Als „3/11“ Japan erschütterte

Einer der zerstörten Reaktoren.
Erdbeben, Tsunami und Fukushima-Super-GAU jähren sich zum zehnten Mal.
tokio „Zehn Jahre sind vergangen, und ich lebe noch“, erzählt Akiko Iwasaki und hält inne. Damals, an jenem 11. März 2011, war sie nur knapp dem Tod entronnen, als ein Erdbeben der Stärke 9,0 ihr Gasthaus an einer Meeresbucht erzittern ließ und ein Tsunami „wie ein wilder Drache“ auf die Küste der Region Tohoku traf. Ganze Ortschaften, Schulen, Friedhöfe und riesige Agrarflächen versanken in den Wassermassen.
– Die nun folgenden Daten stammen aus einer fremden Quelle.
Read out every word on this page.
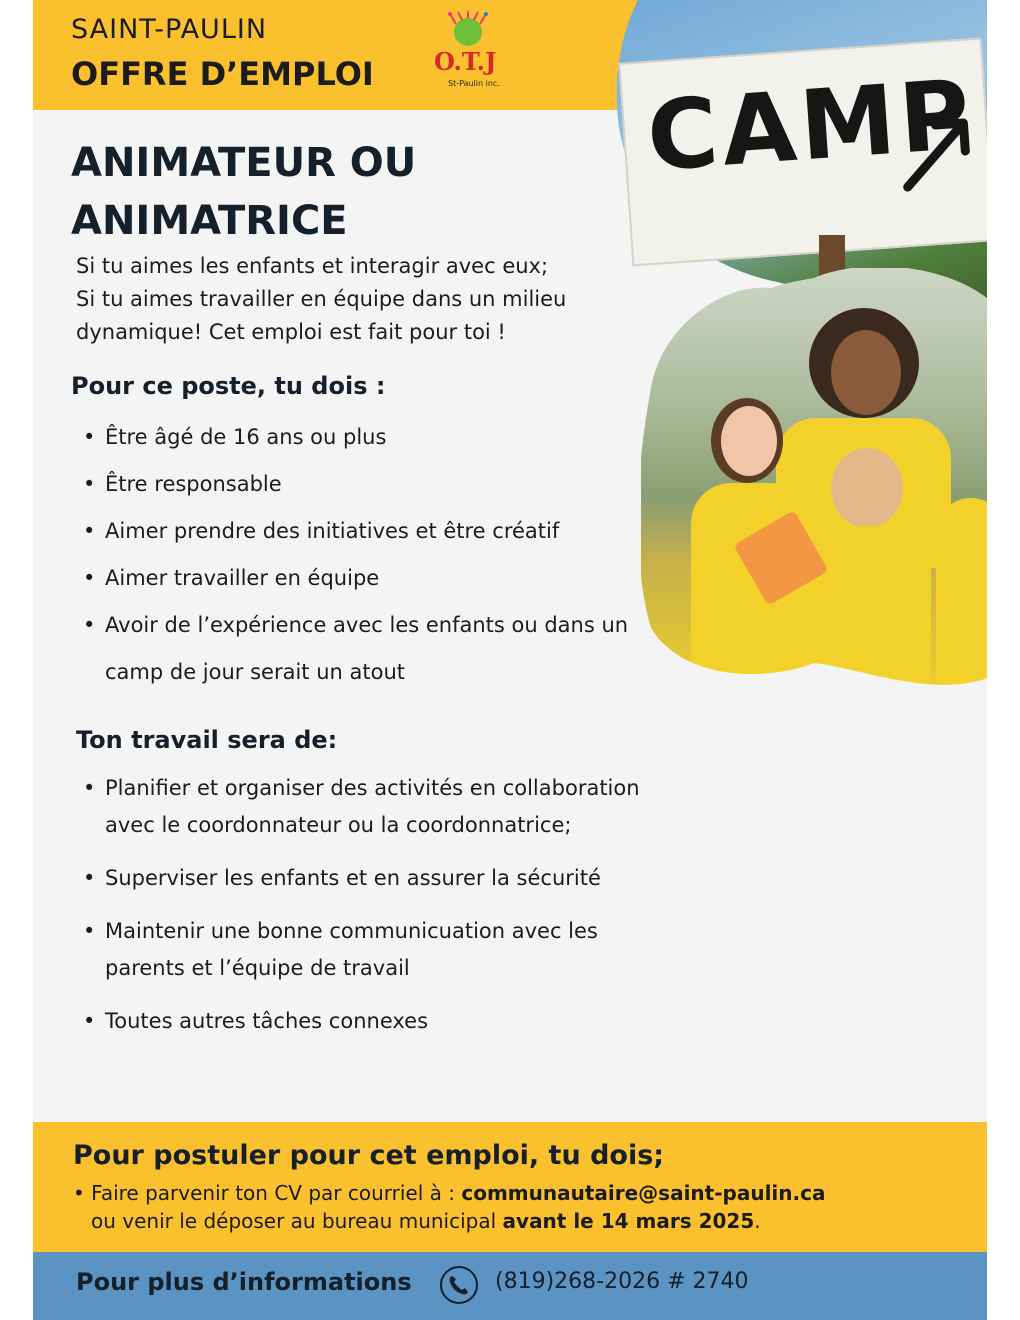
SAINT-PAULIN
OFFRE D’EMPLOI	O.T.J
St-Paulin inc. CAMP
ANIMATEUR OU
ANIMATRICE
Si tu aimes les enfants et interagir avec eux;
Si tu aimes travailler en équipe dans un milieu
dynamique! Cet emploi est fait pour toi !
Pour ce poste, tu dois :
• Être âgé de 16 ans ou plus
• Être responsable
• Aimer prendre des initiatives et être créatif
• Aimer travailler en équipe
• Avoir de l’expérience avec les enfants ou dans un camp de jour serait un atout
Ton travail sera de:
• Planifier et organiser des activités en collaboration avec le coordonnateur ou la coordonnatrice;
• Superviser les enfants et en assurer la sécurité
• Maintenir une bonne communicuation avec les parents et l’équipe de travail
• Toutes autres tâches connexes
Pour postuler pour cet emploi, tu dois;
• Faire parvenir ton CV par courriel à : communautaire@saint-paulin.ca
ou venir le déposer au bureau municipal avant le 14 mars 2025.
Pour plus d’informations	(819)268-2026 # 2740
Im Atomkraftwerk Fukushima Daiichi kam es zu einem Super-GAU, der in der Welt zum Sinnbild der „3/11“ genannten Dreifachkatastrophe wurde.
Regierung: Alles unter Kontrolle
Heute, zehn Jahre danach, betont die Regierung die Erfolge beim Wiederaufbau Tohokus und versichert, dass in der Atomruine alles unter Kontrolle sei. Zudem habe man in Japan als Lehre aus der Katastrophe von „3/11“ die weltweit schärfsten Standards für das Anfahren von Atommeilern eingeführt. Heute seien alle Lebensmittel aus Fukushima, die auf den Markt kommen, vollkommen sicher, erklärte der Gouverneur von Fukushima, Masao Uchibori.
„Tohoku hat sich nie wirklich vollständig erholt“, sagt wiederum Politikprofessor Koichi Nakano von der Sophia University Tokio der Deutschen Presse-Agentur. Die Bevölkerung ganzer Städte wurde umgesiedelt, was zum Verfall von örtlichen Gemeinschaften und zu Vereinsamung führte. Zwar hat der Staat mit einem gigantischen Aufwand weite Gebiete dekontaminieren lassen und die meisten Evakuierungsanordnungen inzwischen aufgehoben. Dennoch geht die Abwanderung, die es schon vor der Katastrophe im Zuge der Überalterung gab, weiter. Und dass es auch in der Atomruine weiter gewaltige Probleme gibt, zeigte sich erst dieser Tage wieder, als in Folge eines erneut starken Erdbebens vor Fukushima die Kühlwasserstände in den drei zerstörten Reaktoren 1 bis 3 abfielen, was auf neue Schäden hindeutete. Zudem kam dabei ans Tageslicht, dass der Betreiberkonzern Tepco bereits seit einigen Monaten von zwei defekten Seismometern in einem der drei Reaktoren wusste – aber sie nicht reparieren ließ.
Ärzte beklagen eine andauernd erhöhte Rate an Depressionen, Selbstmorden sowie Posttraumatischen Belastungsstörungen unter Menschen in den radioaktiv verstrahlten Gebieten. All diese Probleme sind im Rest des Landes zunehmend in Vergessenheit geraten. Das betrifft auch die vielen anonymen Arbeiter, die zur Dekontaminierung angeheuert wurden – darunter auch Obdachlose. Kritiker sprechen von Ausbeutung, doch niemand mache sich Gedanken über diese Menschen, die wie Aussätzige behandelt würden.
Zwar will die konservative Regierung unter Yoshihide Suga die Treibhausgasemissionen bis 2050 auf Null reduzieren. Dennoch hält sie weiter an der Atomenergie fest. Auch die Kungelei zwischen Regierung und Atomindustrie besteht weiter, wie der zum Zeitpunkt des Super-GAUs regierende Ex-Premier Naoto Kan betont. Noch während seiner Amtszeit war Kan von einem Befürworter zu einem entschiedenen Gegner der Atomkraft geworden. Damit steht er nicht allein da. In Umfragen befürwortet die Mehrheit der Japaner eine Abkehr von der Atomenergie.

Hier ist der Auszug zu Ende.